A medida cautelar contestada pela operadora foi definida em despacho de 29 de setembro, no âmbito de processo instaurado a partir de reclamação da NLT. Na ocasião, a Anatel determinou que a Telefônica mantivesse integralmente as condições contratuais de uso de rede móvel virtual (MVNO), abstendo-se de denunciar unilateralmente o contrato até o julgamento do mérito. O despacho também fixou multa diária de R$ 100 mil, limitada a R$ 5 milhões, em caso de descumprimento.
A Telefônica recorreu, alegando que não havia risco de exclusão imediata da NLT do mercado, uma vez que decisão judicial já impedia a rescisão do contrato, e que, portanto, não estariam presentes os requisitos de urgência (periculum in mora) nem a plausibilidade jurídica (fumus boni iuris) necessários para a medida cautelar. A operadora sustentou ainda que o contrato em questão não se enquadraria no modelo de oferta de referência (ORPA) previsto no antigo Plano Geral de Metas de Competição (PGMC), substituído pela Resolução nº 783/2025.

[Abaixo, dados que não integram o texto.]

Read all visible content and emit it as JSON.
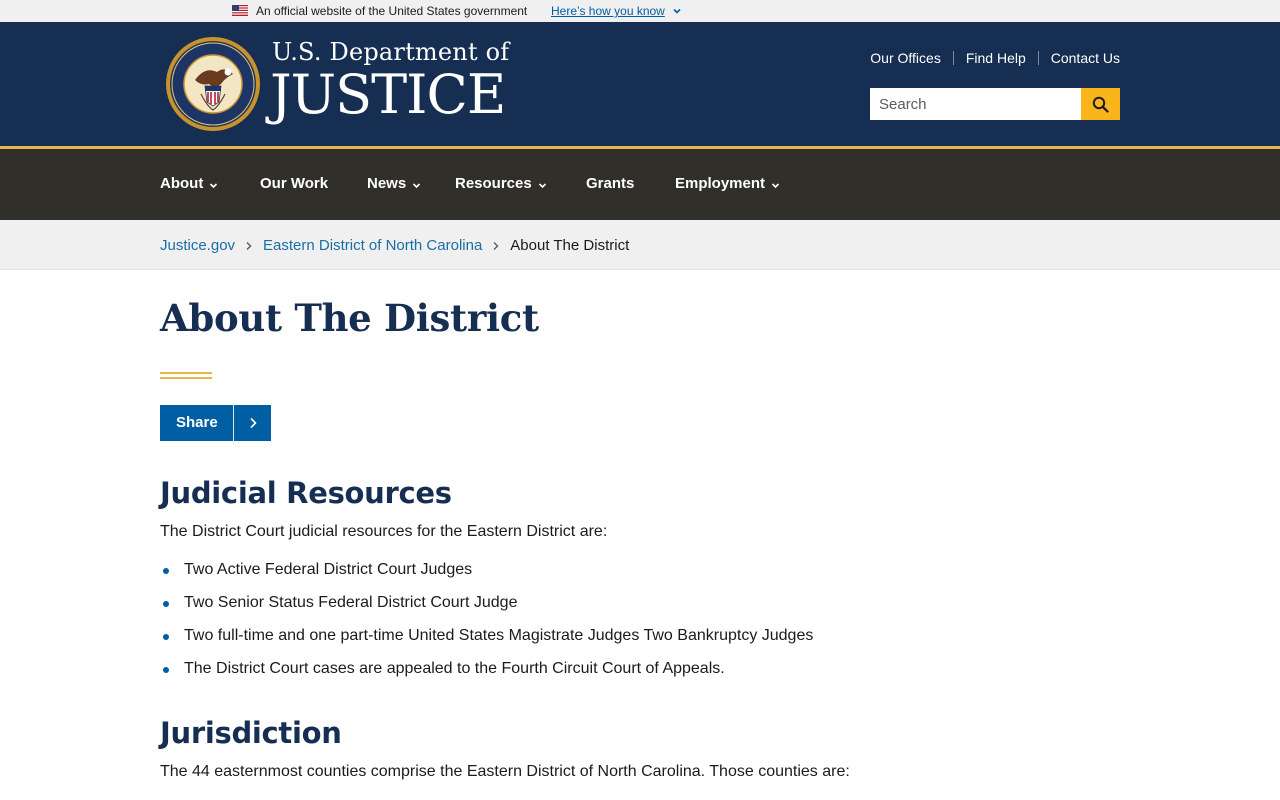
{
  "gov_banner": {
    "official_text": "An official website of the United States government",
    "how_link": "Here’s how you know"
  },
  "header": {
    "brand_line1": "U.S. Department of",
    "brand_line2": "JUSTICE",
    "utility_links": [
      "Our Offices",
      "Find Help",
      "Contact Us"
    ],
    "search": {
      "placeholder": "Search"
    }
  },
  "nav": {
    "items": [
      {
        "label": "About",
        "has_dropdown": true
      },
      {
        "label": "Our Work",
        "has_dropdown": false
      },
      {
        "label": "News",
        "has_dropdown": true
      },
      {
        "label": "Resources",
        "has_dropdown": true
      },
      {
        "label": "Grants",
        "has_dropdown": false
      },
      {
        "label": "Employment",
        "has_dropdown": true
      }
    ]
  },
  "breadcrumb": {
    "items": [
      "Justice.gov",
      "Eastern District of North Carolina"
    ],
    "current": "About The District"
  },
  "main": {
    "title": "About The District",
    "share_label": "Share",
    "sections": [
      {
        "heading": "Judicial Resources",
        "intro": "The District Court judicial resources for the Eastern District are:",
        "bullets": [
          "Two Active Federal District Court Judges",
          "Two Senior Status Federal District Court Judge",
          "Two full-time and one part-time United States Magistrate Judges Two Bankruptcy Judges",
          "The District Court cases are appealed to the Fourth Circuit Court of Appeals."
        ]
      },
      {
        "heading": "Jurisdiction",
        "intro": "The 44 easternmost counties comprise the Eastern District of North Carolina. Those counties are:"
      }
    ]
  },
  "colors": {
    "header_navy": "#162e51",
    "nav_dark": "#302f2a",
    "gold_accent": "#e5b849",
    "search_button": "#fab51d",
    "link_blue": "#005ea2"
  },
  "icons": {
    "flag": "us-flag-icon",
    "seal": "doj-seal-icon",
    "search": "search-icon",
    "dropdown": "chevron-down-icon",
    "breadcrumb_sep": "chevron-right-icon",
    "share_arrow": "chevron-right-icon"
  }
}
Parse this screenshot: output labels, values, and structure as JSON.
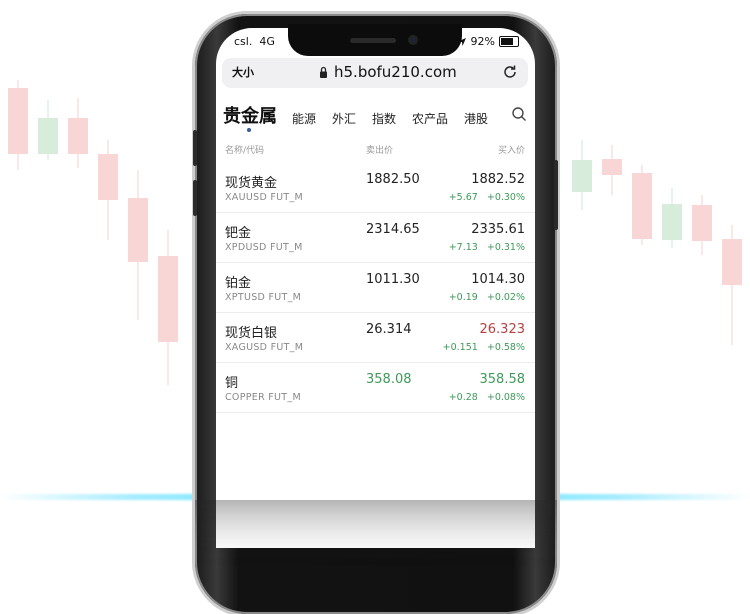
{
  "status_bar": {
    "carrier": "csl.",
    "network": "4G",
    "battery": "92%"
  },
  "browser": {
    "text_size": "大小",
    "url": "h5.bofu210.com"
  },
  "tabs": [
    {
      "label": "贵金属",
      "active": true
    },
    {
      "label": "能源"
    },
    {
      "label": "外汇"
    },
    {
      "label": "指数"
    },
    {
      "label": "农产品"
    },
    {
      "label": "港股"
    }
  ],
  "columns": {
    "name": "名称/代码",
    "sell": "卖出价",
    "buy": "买入价"
  },
  "rows": [
    {
      "name": "现货黄金",
      "code": "XAUUSD  FUT_M",
      "sell": "1882.50",
      "buy": "1882.52",
      "change": "+5.67   +0.30%"
    },
    {
      "name": "钯金",
      "code": "XPDUSD  FUT_M",
      "sell": "2314.65",
      "buy": "2335.61",
      "change": "+7.13   +0.31%"
    },
    {
      "name": "铂金",
      "code": "XPTUSD  FUT_M",
      "sell": "1011.30",
      "buy": "1014.30",
      "change": "+0.19   +0.02%"
    },
    {
      "name": "现货白银",
      "code": "XAGUSD  FUT_M",
      "sell": "26.314",
      "buy": "26.323",
      "change": "+0.151   +0.58%"
    },
    {
      "name": "铜",
      "code": "COPPER  FUT_M",
      "sell": "358.08",
      "buy": "358.58",
      "change": "+0.28   +0.08%"
    }
  ],
  "colors": {
    "up": "#3e9a5a",
    "down": "#b84040",
    "accent": "#6fe6ff"
  },
  "icons": [
    "lock-icon",
    "reload-icon",
    "search-icon",
    "location-icon",
    "battery-icon"
  ]
}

Ao analisar o recurso, o presidente da Anatel entendeu que não havia fundamentos relevantes para suspender a decisão da Superintendência. O despacho conclui que, “em análise perfunctória, não se identificam nos autos elementos capazes de autorizar a concessão do efeito suspensivo”, ressaltando que a deliberação final sobre o mérito caberá ao Conselho Diretor.
Com isso, permanece válida a determinação cautelar que obriga a Telefônica a manter o contrato com a NLT e a garantir a continuidade do serviço até decisão definitiva no processo administrativo.